After her meeting with the detective, Marilee cancelled her subscription to PFP and began seeing Martin almost every day. Her fear enhanced their sex life, and now she listened to him as closely as she used to heed her father when she was a little girl. The intensity with which she paid attention to the plastic surgeon brought about a feeling akin to love.
“What did you want?” Martin asked.
“Do you have a laboratory where you do your neuronal studies?”
“Yes, of course.”
“Can I visit it?”
“I’d love that.”
“You would?”
“Yes.” Martin sat up in half lotus, looking down on his naked lover. “A couple of weeks ago I thought that you were going to drop me. I mean I’m not much to look at, and brain surgeons make a lot more money.”
“Can you tell me something?” Marilee asked.
“What?”
“Would you have killed Sonora if you knew that she was having an affair with the gut doctor?”
“Philip,” Martin said, obviously pondering the question. “No. Given time I would have fixed her.”
“You mean hurt her in some other way?”
“Not at all. Sonora is an unhappy woman. When I met her she was fat and shy. When we got together, I paid for a personal trainer, and she turned her physical life around. She lost weight and looked great. But she was still unhappy. She will always be dissatisfied.”
“How could you fix something like that?”
“Long-term unhappiness is mostly a chemical and glandular imbalance. I mean, you might be unhappy on any particular day, because you lost a job or a favorite pet ran away, but continual sadness is something else. Most of us cannot live up to our potentials because there’s a biochemical war going on in our bodies — that and the fact that our knowledge of the world in which we live is usually subpar.”
“What’s the connection between sadness and knowledge?” Marilee asked. She enjoyed these talks with Martin, even though she was spying on him, trying to discover what had happened to his wife and her lover.
“Why would you put yourself in danger like that?” Angelique asked.

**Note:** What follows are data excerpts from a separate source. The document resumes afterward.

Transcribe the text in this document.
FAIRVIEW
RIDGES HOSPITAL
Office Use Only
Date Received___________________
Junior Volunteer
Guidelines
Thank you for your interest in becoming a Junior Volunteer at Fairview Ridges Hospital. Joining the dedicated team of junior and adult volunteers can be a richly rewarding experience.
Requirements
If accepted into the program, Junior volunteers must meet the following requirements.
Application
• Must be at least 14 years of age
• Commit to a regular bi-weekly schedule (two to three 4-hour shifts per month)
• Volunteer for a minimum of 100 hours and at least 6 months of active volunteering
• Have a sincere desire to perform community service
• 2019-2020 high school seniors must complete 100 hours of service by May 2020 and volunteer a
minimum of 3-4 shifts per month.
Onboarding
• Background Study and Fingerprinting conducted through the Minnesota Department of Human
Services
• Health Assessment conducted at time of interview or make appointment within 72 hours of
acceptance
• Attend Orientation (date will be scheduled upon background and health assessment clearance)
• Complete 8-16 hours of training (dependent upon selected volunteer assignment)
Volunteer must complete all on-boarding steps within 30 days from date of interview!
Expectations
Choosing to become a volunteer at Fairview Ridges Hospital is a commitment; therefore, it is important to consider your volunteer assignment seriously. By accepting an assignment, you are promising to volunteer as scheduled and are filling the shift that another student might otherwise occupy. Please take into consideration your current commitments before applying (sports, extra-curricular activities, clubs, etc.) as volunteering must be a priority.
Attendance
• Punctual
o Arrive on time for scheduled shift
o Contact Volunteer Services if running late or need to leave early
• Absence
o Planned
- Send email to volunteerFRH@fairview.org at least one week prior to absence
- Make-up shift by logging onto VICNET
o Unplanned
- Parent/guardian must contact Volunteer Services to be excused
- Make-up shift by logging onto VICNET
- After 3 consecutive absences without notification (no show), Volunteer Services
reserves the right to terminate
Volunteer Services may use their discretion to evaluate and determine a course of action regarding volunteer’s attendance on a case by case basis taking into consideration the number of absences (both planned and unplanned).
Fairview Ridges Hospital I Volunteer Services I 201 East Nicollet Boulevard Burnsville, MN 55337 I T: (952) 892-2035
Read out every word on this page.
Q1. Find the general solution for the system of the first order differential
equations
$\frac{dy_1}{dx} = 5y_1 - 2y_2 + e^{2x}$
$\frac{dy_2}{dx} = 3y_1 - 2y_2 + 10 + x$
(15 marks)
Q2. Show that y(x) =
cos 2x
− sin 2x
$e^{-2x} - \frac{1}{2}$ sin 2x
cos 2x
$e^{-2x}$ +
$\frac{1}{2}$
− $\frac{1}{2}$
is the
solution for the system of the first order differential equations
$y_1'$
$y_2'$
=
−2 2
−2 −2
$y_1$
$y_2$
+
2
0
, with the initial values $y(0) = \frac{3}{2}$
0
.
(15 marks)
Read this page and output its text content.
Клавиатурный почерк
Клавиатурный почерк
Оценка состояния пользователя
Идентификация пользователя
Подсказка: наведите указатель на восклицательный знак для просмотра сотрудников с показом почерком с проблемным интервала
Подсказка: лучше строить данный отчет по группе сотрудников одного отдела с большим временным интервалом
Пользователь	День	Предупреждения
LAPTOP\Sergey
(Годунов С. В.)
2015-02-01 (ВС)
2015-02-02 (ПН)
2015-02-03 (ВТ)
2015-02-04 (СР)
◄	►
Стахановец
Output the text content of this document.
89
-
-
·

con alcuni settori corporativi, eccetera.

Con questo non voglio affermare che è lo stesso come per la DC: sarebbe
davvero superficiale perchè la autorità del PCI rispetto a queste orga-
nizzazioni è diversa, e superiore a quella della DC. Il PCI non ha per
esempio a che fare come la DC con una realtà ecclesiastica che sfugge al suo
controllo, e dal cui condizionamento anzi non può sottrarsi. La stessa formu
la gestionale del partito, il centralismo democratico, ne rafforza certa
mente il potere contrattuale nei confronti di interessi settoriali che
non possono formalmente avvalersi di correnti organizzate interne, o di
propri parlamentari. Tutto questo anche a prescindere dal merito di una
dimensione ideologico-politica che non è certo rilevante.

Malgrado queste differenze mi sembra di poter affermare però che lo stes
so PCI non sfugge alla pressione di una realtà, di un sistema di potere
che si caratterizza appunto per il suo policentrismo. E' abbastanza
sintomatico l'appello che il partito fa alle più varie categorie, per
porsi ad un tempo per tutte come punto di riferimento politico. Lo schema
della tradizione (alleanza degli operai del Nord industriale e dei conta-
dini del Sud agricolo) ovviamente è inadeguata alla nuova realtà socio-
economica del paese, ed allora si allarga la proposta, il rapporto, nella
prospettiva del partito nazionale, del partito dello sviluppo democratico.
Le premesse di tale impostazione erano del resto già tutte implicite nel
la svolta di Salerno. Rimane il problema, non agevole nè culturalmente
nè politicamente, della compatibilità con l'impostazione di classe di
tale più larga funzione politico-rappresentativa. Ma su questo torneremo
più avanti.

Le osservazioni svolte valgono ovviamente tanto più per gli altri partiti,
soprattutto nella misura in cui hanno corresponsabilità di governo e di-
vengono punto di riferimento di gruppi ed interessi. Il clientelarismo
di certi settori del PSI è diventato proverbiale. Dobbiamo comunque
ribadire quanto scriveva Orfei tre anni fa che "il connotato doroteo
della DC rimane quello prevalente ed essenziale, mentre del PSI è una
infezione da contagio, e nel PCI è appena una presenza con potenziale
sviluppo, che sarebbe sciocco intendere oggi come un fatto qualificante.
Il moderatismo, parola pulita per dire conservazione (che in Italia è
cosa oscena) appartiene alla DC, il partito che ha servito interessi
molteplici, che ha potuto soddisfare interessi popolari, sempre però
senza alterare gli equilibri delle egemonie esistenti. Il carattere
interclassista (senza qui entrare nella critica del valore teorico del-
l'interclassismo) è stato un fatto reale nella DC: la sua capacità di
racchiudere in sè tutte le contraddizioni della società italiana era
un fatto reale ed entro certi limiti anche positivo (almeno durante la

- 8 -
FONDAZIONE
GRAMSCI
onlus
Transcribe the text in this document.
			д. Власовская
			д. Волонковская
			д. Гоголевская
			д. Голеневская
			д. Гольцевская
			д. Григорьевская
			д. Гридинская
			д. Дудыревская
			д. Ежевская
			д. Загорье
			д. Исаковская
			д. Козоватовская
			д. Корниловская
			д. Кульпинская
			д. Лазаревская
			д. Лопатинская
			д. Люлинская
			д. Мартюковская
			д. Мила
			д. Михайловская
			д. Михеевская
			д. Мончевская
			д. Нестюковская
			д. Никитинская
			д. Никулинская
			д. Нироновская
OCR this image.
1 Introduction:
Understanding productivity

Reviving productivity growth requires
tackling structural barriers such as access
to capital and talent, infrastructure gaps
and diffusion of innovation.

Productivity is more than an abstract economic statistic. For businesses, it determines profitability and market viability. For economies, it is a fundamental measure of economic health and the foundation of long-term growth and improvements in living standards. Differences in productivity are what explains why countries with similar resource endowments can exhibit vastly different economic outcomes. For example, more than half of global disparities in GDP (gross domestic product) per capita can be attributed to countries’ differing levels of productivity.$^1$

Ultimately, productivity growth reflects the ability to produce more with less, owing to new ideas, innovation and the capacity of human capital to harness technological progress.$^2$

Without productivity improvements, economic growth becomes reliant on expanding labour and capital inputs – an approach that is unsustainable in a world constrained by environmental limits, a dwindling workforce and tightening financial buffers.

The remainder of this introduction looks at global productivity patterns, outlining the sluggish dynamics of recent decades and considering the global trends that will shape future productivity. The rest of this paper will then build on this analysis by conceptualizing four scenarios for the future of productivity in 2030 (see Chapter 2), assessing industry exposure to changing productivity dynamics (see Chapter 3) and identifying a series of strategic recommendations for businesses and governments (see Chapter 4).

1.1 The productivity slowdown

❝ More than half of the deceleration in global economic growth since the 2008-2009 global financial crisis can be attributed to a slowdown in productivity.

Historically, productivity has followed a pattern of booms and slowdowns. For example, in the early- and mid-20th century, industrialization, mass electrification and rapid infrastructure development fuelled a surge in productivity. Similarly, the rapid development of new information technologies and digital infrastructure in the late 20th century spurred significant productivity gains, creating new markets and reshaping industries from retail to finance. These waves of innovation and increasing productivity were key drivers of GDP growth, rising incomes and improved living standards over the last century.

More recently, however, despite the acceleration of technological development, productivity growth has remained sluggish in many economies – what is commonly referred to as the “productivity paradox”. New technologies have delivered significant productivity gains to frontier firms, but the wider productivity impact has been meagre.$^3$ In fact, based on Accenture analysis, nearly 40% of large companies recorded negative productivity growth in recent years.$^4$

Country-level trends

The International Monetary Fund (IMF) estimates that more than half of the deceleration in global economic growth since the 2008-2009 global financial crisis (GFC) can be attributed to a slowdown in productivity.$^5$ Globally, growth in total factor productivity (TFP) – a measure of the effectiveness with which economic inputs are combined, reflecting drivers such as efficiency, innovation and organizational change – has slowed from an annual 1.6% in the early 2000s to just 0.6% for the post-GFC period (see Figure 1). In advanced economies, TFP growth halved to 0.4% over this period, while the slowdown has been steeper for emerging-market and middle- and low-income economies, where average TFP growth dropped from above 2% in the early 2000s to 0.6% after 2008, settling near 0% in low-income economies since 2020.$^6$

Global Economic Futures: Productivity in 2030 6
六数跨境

Marilee had called to tell her sister to get in touch with Detective Wade if she went missing.
“I’m not really sure,” Marilee replied. “When we were just together, I liked him, but it wasn’t serious. I wanted to leave. But after talking to Detective Wade, the fear I feel gets me excited... in the bed.”
“That’s perverse.”
“And,” Marilee said, reaching for some knowledge she’d not yet articulated, “and for some reason his talk is making more and more sense. I don’t know... sometimes when we’re talking about his work I feel like we’re colleagues.
“The only problem is that I have less time to exercise and I’m putting on weight.”
“Knowledge is a form of culture,” Martin said that early morning, answering his informant’s/lover’s question. “Not what we know but how we perceive the forms of knowledge brings us closer together. And belonging almost always trumps sadness. Why, I don’t think I’ve had one sad moment since I met you.”
“But that’s love,” she said, feeling ashamed of using the word. “Knowledge comes from education.”
“That was once the case, certainly, but less so, and soon — no more.”
“But the only way you can learn is by applying your mind to that task,” Marilee said with conviction.
“But there are two types of learning,” Martin said, showing his gapped teeth. “One is just the simple concatenation of facts, data. But there is a part of the brain that contains geometric forms that are designed to prepare the mind to apply the endless list of facts. One day we will be able to stimulate these forms intravenously.”
“What are you talking about?”
Martin stood up and walked off of his low platform bed.
“You’ll see when you come to my lab,” he said. “I’m going down there now to get ready for your visit.”
“It’s three in the morning.”
“I’ll take a cab. I’ll leave the address on the kitchen table. Come by around eleven. I’m sure you’ll be amazed.”
“Hello?” a woman’s voice said over the phone at 4:09.
Marilee had waited as long as she could, but finally she just had to call.